[82]. canges, fool’s: for the word, which is characteristic of the AR, SK, HM group, see Björkman, 290, note 4. T substitutes askebaðes. P reads conions; F has ‘cangon.’
[84]. After wis mon T adds ⁊ wummon, and for eorðlich T has worldlich.
[85]. ahte appears to have been repeated by mistake from the foregoing. ablendeð, probably from ‘Quid aliud detrahentes faciunt, nisi in pulverem sufflant, atque in oculos suos terram excitant,’ S. Gregorii Opera, ii. 193.
[86]. bolheð, inflates: boleȝeð C; boluweð N; bolhes T; bolneþ P; bloweþ V. M strangely, ‘excecant (i.e. cineres) insufflantem ⁊ inflant’: F ‘Cest qi se enfle par eus en orgoil de queor.’
[87]. mare—neodeð belongs to ethalt: T has mare þen hire nedes.
[88]. wurðen him, become for him; ‘vertetur,’ M. T has hire, and similarly twice in the next line. tadden: frouden P; see 46/273. ba: boðe N; Baðe T.
[89]. hwitel: whittel P; OE. hwītel is usually a mantle, cloak; the sense here accords better with Icel. hvítill; it means a blanket spread over the bed straw to lie on. So the poor man in Piers Plowman has a too short ‘substratum,’ ‘when he streyneþ hym to strecche · þe straw is hus whitel,’ C 284/76; Walter of Henley quotes as an English proverb, ‘wo þat strechet forþerre þan his wytel wyle reche, in þe straue his fet he mot streche,’ Husbandry 4/6. ‘de vermibus erit tam coopertorium quam substratorium,’ M; ‘son couertour ⁊ sa coilte,’ F; coilte meaning mattress. The reading of N, his kurtel ⁊ his kuuertur, spoils the meaning.

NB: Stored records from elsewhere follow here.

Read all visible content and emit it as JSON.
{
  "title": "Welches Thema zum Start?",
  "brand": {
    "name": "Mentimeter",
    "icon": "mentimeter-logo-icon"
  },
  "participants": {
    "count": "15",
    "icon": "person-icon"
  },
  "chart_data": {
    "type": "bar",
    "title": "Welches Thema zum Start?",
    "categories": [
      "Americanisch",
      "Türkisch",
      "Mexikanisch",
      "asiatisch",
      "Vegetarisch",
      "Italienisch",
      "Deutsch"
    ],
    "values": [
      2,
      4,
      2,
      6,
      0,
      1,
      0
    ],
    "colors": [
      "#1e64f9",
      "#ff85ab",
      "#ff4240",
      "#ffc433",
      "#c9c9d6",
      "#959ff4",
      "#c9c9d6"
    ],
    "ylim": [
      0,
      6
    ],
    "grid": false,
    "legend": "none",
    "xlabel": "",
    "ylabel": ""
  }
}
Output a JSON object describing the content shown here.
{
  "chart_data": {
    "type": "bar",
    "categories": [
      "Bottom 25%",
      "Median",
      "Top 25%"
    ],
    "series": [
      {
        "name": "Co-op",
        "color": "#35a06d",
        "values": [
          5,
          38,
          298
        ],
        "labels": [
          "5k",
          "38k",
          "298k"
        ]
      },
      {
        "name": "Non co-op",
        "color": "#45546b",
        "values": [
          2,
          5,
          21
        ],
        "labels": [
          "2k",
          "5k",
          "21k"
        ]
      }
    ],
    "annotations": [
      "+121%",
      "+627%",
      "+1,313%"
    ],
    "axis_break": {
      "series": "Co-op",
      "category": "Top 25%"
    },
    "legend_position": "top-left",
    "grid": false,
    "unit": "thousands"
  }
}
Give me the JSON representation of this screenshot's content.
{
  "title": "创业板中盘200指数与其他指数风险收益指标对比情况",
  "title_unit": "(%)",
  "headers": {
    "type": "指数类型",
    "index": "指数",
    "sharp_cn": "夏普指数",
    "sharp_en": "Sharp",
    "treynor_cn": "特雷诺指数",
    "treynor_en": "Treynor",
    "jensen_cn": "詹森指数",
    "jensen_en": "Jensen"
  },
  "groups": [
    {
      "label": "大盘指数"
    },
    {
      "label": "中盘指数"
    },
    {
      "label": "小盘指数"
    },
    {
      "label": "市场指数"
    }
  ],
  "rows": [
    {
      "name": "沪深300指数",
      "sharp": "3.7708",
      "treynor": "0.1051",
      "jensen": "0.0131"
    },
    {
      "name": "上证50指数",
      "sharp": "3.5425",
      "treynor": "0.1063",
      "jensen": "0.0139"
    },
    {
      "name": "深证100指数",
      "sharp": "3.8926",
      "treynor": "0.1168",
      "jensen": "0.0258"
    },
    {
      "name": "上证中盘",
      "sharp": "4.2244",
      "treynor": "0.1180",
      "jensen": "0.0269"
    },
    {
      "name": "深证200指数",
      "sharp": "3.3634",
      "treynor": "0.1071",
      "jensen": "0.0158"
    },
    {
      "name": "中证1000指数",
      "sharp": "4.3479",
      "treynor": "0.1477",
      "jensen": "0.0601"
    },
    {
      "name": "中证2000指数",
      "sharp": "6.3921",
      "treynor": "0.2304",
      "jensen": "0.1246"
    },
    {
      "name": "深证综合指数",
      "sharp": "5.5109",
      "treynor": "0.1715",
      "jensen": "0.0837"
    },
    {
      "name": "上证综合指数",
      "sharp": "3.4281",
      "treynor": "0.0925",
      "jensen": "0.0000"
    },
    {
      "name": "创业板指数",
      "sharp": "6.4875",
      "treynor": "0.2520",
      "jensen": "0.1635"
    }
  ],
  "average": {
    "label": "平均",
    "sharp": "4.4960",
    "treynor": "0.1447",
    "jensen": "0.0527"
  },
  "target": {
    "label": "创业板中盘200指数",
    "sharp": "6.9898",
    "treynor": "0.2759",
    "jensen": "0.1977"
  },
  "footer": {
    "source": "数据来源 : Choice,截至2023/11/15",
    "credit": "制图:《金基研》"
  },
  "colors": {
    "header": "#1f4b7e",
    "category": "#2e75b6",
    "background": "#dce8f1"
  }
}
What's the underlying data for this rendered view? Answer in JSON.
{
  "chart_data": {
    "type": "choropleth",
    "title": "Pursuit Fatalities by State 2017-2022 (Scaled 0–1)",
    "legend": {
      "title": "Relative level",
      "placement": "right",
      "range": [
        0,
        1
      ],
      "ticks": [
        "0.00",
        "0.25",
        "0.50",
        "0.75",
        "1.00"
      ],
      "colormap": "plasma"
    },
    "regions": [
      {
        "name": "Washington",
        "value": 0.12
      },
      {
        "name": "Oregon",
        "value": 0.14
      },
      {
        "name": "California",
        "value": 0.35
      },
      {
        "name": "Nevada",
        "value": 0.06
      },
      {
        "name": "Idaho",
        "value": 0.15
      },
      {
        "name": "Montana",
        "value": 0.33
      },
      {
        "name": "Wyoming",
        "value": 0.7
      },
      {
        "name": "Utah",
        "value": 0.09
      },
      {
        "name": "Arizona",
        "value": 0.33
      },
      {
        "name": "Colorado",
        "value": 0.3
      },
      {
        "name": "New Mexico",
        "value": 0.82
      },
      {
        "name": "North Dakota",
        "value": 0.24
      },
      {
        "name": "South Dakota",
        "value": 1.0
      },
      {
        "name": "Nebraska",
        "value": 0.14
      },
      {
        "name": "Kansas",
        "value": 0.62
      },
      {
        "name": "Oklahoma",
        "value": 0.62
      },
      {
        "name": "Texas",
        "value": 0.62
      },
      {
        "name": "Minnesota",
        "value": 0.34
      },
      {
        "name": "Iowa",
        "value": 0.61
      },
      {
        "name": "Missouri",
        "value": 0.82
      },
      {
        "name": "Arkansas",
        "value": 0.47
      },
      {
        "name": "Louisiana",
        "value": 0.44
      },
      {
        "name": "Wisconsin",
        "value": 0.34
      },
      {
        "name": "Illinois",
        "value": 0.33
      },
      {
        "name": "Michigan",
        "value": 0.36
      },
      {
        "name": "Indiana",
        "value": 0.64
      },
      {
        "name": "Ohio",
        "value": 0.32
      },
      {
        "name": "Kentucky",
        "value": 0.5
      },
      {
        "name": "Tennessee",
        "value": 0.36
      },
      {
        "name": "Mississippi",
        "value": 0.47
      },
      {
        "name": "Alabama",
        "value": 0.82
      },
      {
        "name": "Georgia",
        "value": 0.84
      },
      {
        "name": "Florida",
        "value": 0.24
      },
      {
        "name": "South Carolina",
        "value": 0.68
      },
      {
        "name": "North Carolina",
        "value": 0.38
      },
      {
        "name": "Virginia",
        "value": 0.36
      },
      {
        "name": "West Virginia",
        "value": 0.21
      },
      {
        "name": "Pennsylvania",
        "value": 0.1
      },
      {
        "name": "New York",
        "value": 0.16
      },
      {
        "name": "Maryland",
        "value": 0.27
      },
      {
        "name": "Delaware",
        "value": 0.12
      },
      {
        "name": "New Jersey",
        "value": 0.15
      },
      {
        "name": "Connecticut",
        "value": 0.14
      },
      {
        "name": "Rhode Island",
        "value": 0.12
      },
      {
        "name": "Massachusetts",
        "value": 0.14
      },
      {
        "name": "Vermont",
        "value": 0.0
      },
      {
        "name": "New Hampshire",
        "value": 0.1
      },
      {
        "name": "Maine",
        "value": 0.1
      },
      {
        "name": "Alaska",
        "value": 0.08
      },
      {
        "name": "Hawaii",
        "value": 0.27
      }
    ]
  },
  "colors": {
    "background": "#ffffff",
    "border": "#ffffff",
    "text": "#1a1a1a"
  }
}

[90]. Subter &c.: Isa. xiv. 11; the Vulgate has erunt vermes.
[92]. For manciple M has mancipium, which may = manceps, purveyor. ah: Uor N: TP omit.
[94]. neppes, drinking cups, but Morton translates ‘table cloth.’ nepp C; neppe N; nappes TP; cuppe V; ‘ciphis,’ M; ‘hanaps,’ F. crohhe: so T; crochȝe C; OE. crōh: crocke NPV; OE. crocca: ‘urceolo,’ M; ‘poot,’ F.